On Wednesday he sealed the long-awaited acquisition of Vivendi Universal's US film and television interests for £2.3bn, bolting them on to the GE media arm, NBC.
On Thursday it was final completion of the £1.5bn acquisition of Finland's Instrumentarium, which makes anaesthesia equipment and which had finally wended its way through regulators.
And then yesterday, a further acquisition for the medical division, bringing Sir William Castell's Amersham for a price that beat anything forecast by the City. "With Vivendi on Wednesday, Amersham on Friday, my chief financial officer wants me to take a break here," Mr Immelt joked yesterday.
The breathtaking number, size and diversity of these deals underscores GE's status as a conglomerate of conglomerates. Its products range from kitchen appliances to nuclear reactors, from television programmes to jet engines. It sells insurance and personal loans, making it one of America's largest financial services groups. It has interests in plastics, in power generation, in broadcasting. It is divided into more than a dozen divisions, each with annual sales over $1bn. It is valued at about $300bn, jostling with Microsoft for the title of world's largest company.
The past few days have been symbolic, says Mr Immelt. "You never plan deals this way and it's not ideal because of the wear and tear on the people involved. But it is symbolic of where we are taking the company and the way we are moving the company aggressively. We have added to the high growth, high return industries' side of the company, and this is the direction we are going to continue to go."
Mr Immelt has promised investors double-digit percentage growth every year, and with the sheer scale of the business, with sales of $97.2bn in the first nine months of the year, and net earnings of $10.4bn, the task gets harder and harder. He says his focus is on organic growth, but critics say GE is more and more reliant on acquisitions.
It will also most likely mean a bigger clear-out of the low margin, low growth business such as lighting and appliances, which are rumoured to be up for sale.
It is a continuation of the strategy adopted by Jack Welch when he became president in 1981, the start of 20 years at the helm which took him to the height of popularity as a business theorist but which ended in ignominy in 2001. His reputation as a frugal business manager was tarnished by revelations of high living at GE's expense, which emerged during a divorce battle.
The Welch era also ended with an embarrassing personal clash between him and Mario Monti, European competition commissioner, over the proposed acquisition of Honeywell, the manufacturing giant, which was blocked.
It is why Mr Immelt was yesterday reluctant to get drawn on timetables for clearance for the Amersham deal, which takes GE's healthcare technologies division into unchartered regulatory waters. One insider said: "With Honeywell, part of the problem was Jack tried to ram it through. But Jack and Jeff are very different in character and outlook."

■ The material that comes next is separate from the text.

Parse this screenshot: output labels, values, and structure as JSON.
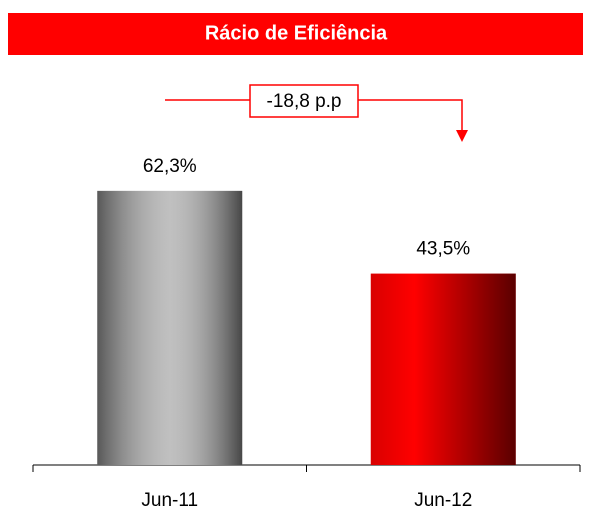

Mr Immelt, 47, came from the medical systems side of the business to become chairman and chief executive two years ago. He has been a GE man for over 20 years, an example of the company's investment in identifying promising managers, grooming them for greater things by moving them around the businesses and around the globe.
GE traces its origins back to Edison General Electric and Thomas Edison, inventor of the light bulb, was on the board when it was created from the merger of his company with Thomson-Houston in New York in 1892. What makes it still hang together? Probably nothing much beyond its history and American pride. Trying to articulate a corporate philosophy, Mr Immelt could yesterday only suggest: "We like to think of GE as being able to combine vision with resources to make business happen."